Vielen Dank dafür. Wir empfehlen – nicht nur aber natürlich auch deshalb – die Golfwerft ausdrücklich gerne weiter. 😀

11 Kommentare

  1. Wie schön, dass es jetzt auch eine Heidegolferin gibt 😁 Fehlt noch eine mini Heidegolferin. Ich bin gespannt, weil eine Heidegolferfamily richtig klasse wäre 👍⛳️⛳️⛳️

    1. Ich freu mich schon über den ersten Schritt. 😀
      Ob unsere Kleine dann auch noch anfängt, schauen wir mal. Natürlich wäre es richtig klasse, aber es gibt noch so viele andere Sachen, die ein kleines Mädchen machen kann, dass ich ihr die Entscheidung überlasse.
      Zumindest hat sie schon einmal gesagt, dass sie „auch mal Golf probieren möchte“.

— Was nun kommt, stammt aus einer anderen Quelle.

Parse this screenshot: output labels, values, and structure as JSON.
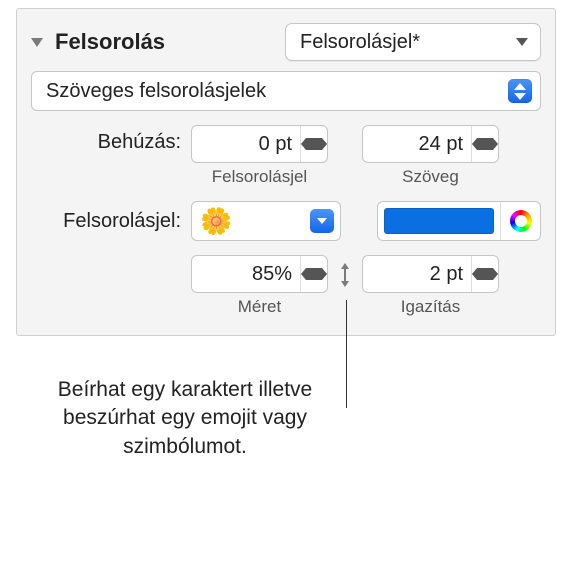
{
  "header": {
    "label": "Felsorolás",
    "style_popup": "Felsorolásjel*"
  },
  "type_popup": "Szöveges felsorolásjelek",
  "indent": {
    "label": "Behúzás:",
    "bullet_value": "0 pt",
    "bullet_sublabel": "Felsorolásjel",
    "text_value": "24 pt",
    "text_sublabel": "Szöveg"
  },
  "bullet": {
    "label": "Felsorolásjel:",
    "glyph": "🌼",
    "color": "#0a6fe0"
  },
  "size": {
    "value": "85%",
    "sublabel": "Méret"
  },
  "align": {
    "value": "2 pt",
    "sublabel": "Igazítás"
  },
  "callout": "Beírhat egy karaktert illetve beszúrhat egy emojit vagy szimbólumot."
}
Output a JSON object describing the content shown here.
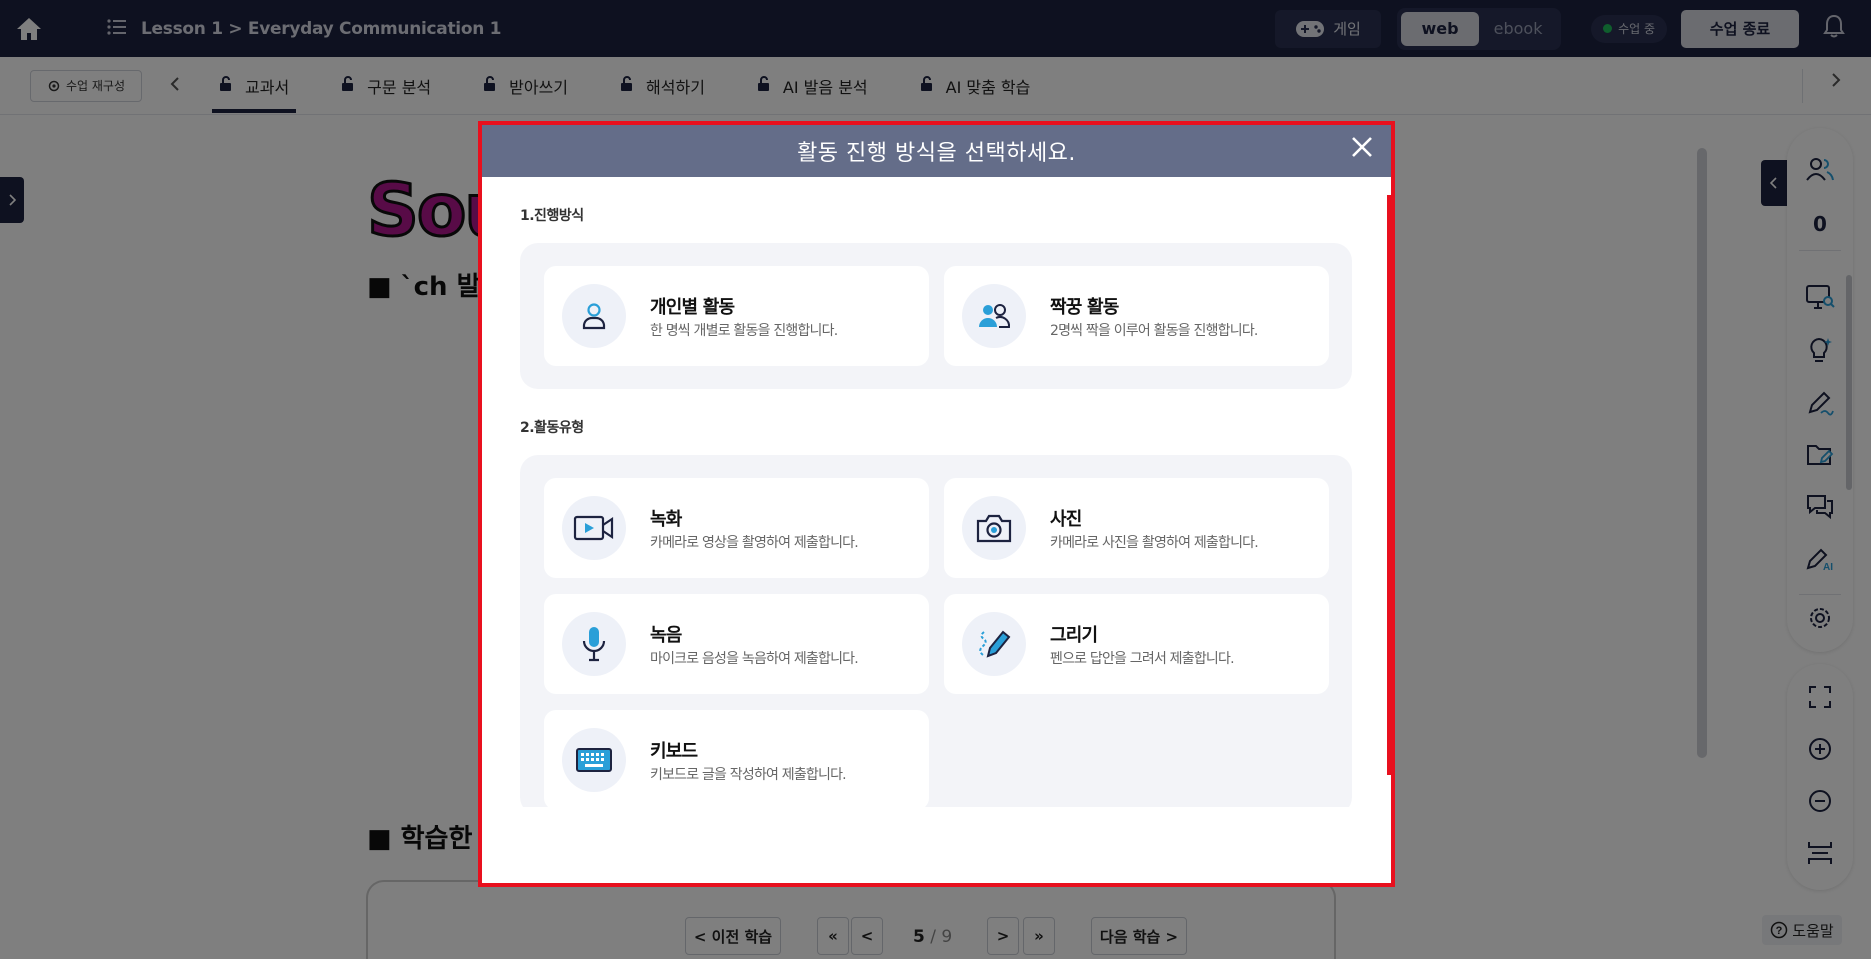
{
  "topbar": {
    "home_icon": "home-icon",
    "menu_icon": "list-icon",
    "lesson_title": "Lesson 1 > Everyday Communication 1",
    "game_label": "게임",
    "mode_web": "web",
    "mode_ebook": "ebook",
    "live_label": "수업 중",
    "end_label": "수업 종료",
    "bell_icon": "bell-icon"
  },
  "tabbar": {
    "reconfigure_label": "수업 재구성",
    "tabs": [
      {
        "label": "교과서"
      },
      {
        "label": "구문 분석"
      },
      {
        "label": "받아쓰기"
      },
      {
        "label": "해석하기"
      },
      {
        "label": "AI 발음 분석"
      },
      {
        "label": "AI 맞춤 학습"
      }
    ]
  },
  "background": {
    "title_partial": "Sou",
    "subtitle_partial": "■ `ch 발",
    "section_partial": "■ 학습한"
  },
  "right_panel": {
    "participant_count": "0"
  },
  "bottom_nav": {
    "prev_label": "< 이전 학습",
    "first_label": "«",
    "back_label": "<",
    "current_page": "5",
    "total_pages": "/ 9",
    "forward_label": ">",
    "last_label": "»",
    "next_label": "다음 학습 >",
    "help_label": "도움말"
  },
  "modal": {
    "title": "활동 진행 방식을 선택하세요.",
    "close_icon": "close-icon",
    "section1_label": "1.진행방식",
    "section2_label": "2.활동유형",
    "modes": [
      {
        "title": "개인별 활동",
        "desc": "한 명씩 개별로 활동을 진행합니다.",
        "icon": "person-icon"
      },
      {
        "title": "짝꿍 활동",
        "desc": "2명씩 짝을 이루어 활동을 진행합니다.",
        "icon": "pair-icon"
      }
    ],
    "types": [
      {
        "title": "녹화",
        "desc": "카메라로 영상을 촬영하여 제출합니다.",
        "icon": "video-camera-icon"
      },
      {
        "title": "사진",
        "desc": "카메라로 사진을 촬영하여 제출합니다.",
        "icon": "camera-icon"
      },
      {
        "title": "녹음",
        "desc": "마이크로 음성을 녹음하여 제출합니다.",
        "icon": "microphone-icon"
      },
      {
        "title": "그리기",
        "desc": "펜으로 답안을 그려서 제출합니다.",
        "icon": "pen-icon"
      },
      {
        "title": "키보드",
        "desc": "키보드로 글을 작성하여 제출합니다.",
        "icon": "keyboard-icon"
      }
    ]
  },
  "colors": {
    "nav_dark": "#1d2340",
    "modal_header": "#646d89",
    "highlight_border": "#e8101e",
    "icon_blue": "#2a9fd8"
  }
}
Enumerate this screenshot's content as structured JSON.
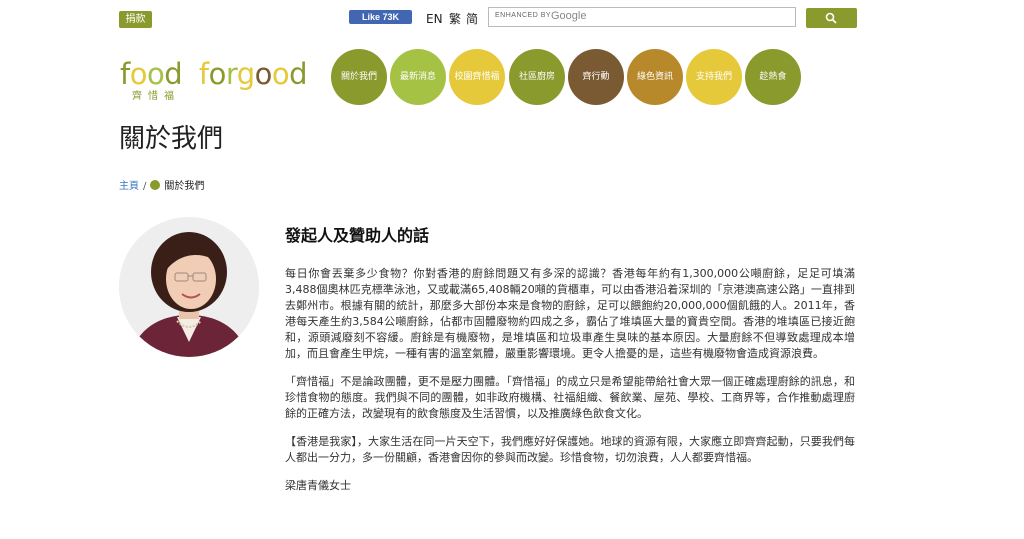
{
  "topbar": {
    "donate_label": "捐款",
    "fb_like_label": "Like 73K",
    "languages": [
      "EN",
      "繁",
      "简"
    ],
    "search_placeholder": "ENHANCED BY",
    "search_google": "Google"
  },
  "logo": {
    "text": "food forgood",
    "subtitle": "齊惜福"
  },
  "nav": [
    {
      "label": "關於我們",
      "color": "#8a9a2c"
    },
    {
      "label": "最新消息",
      "color": "#a5c245"
    },
    {
      "label": "校園齊惜福",
      "color": "#e6c93a"
    },
    {
      "label": "社區廚房",
      "color": "#8a9a2c"
    },
    {
      "label": "齊行動",
      "color": "#7a5a32"
    },
    {
      "label": "綠色資訊",
      "color": "#b8892a"
    },
    {
      "label": "支持我們",
      "color": "#e6c93a"
    },
    {
      "label": "趁熱食",
      "color": "#8a9a2c"
    }
  ],
  "page_title": "關於我們",
  "breadcrumb": {
    "home": "主頁",
    "separator": "/",
    "current": "關於我們"
  },
  "article": {
    "heading": "發起人及贊助人的話",
    "paragraphs": [
      "每日你會丟棄多少食物？你對香港的廚餘問題又有多深的認識？香港每年約有1,300,000公噸廚餘，足足可填滿3,488個奧林匹克標準泳池，又或載滿65,408輛20噸的貨櫃車，可以由香港沿着深圳的「京港澳高速公路」一直排到去鄭州市。根據有關的統計，那麼多大部份本來是食物的廚餘，足可以餵飽約20,000,000個飢餓的人。2011年，香港每天產生約3,584公噸廚餘，佔都市固體廢物約四成之多，霸佔了堆填區大量的寶貴空間。香港的堆填區已接近飽和，源頭減廢刻不容緩。廚餘是有機廢物，是堆填區和垃圾車產生臭味的基本原因。大量廚餘不但導致處理成本增加，而且會產生甲烷，一種有害的溫室氣體，嚴重影響環境。更令人擔憂的是，這些有機廢物會造成資源浪費。",
      "「齊惜福」不是論政團體，更不是壓力團體。「齊惜福」的成立只是希望能帶給社會大眾一個正確處理廚餘的訊息，和珍惜食物的態度。我們與不同的團體，如非政府機構、社福組織、餐飲業、屋苑、學校、工商界等，合作推動處理廚餘的正確方法，改變現有的飲食態度及生活習慣，以及推廣綠色飲食文化。",
      "【香港是我家】，大家生活在同一片天空下，我們應好好保護她。地球的資源有限，大家應立即齊齊起動，只要我們每人都出一分力，多一份關顧，香港會因你的參與而改變。珍惜食物，切勿浪費，人人都要齊惜福。"
    ],
    "signature": "梁唐青儀女士"
  }
}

  2. Total super…hoffe die Heidegolferin bleibt dabei…dann noch das liebste Kind der Welt begeistern…und die Heidegolffamily kann losrocken…😉

  3. Gratuliere Olaf und natürlich auch die Heidegolfering! Beide sehr viel spaß und ich hoffe demnächst mal mit euch beide eine runde spielen zu können/dürfen.
    Aber eine Frage habe ich noch: Wenn fängt eure kleine an? Man kann ja nicht früh genug mit golfen anfangen 😉

    1. Danke Dir, Ben,
      unsere Kurze hat tatsächlich auch schon einmal gefragt, ob sie das auch lernen kann.
      Da müssen wir noch bis zum Frühjahr warten, dass ich mit ihr mal zum Kindertraining gehen kann. Das ist in einem Nachbarclub etwas ausgefeilter (dort gibt es speziell ausgebildete Kindertrainer).
      aber ich hoffe natürlich… 😀
      Und die Runde zu dritt merken wir uns mal im Hinterkopf.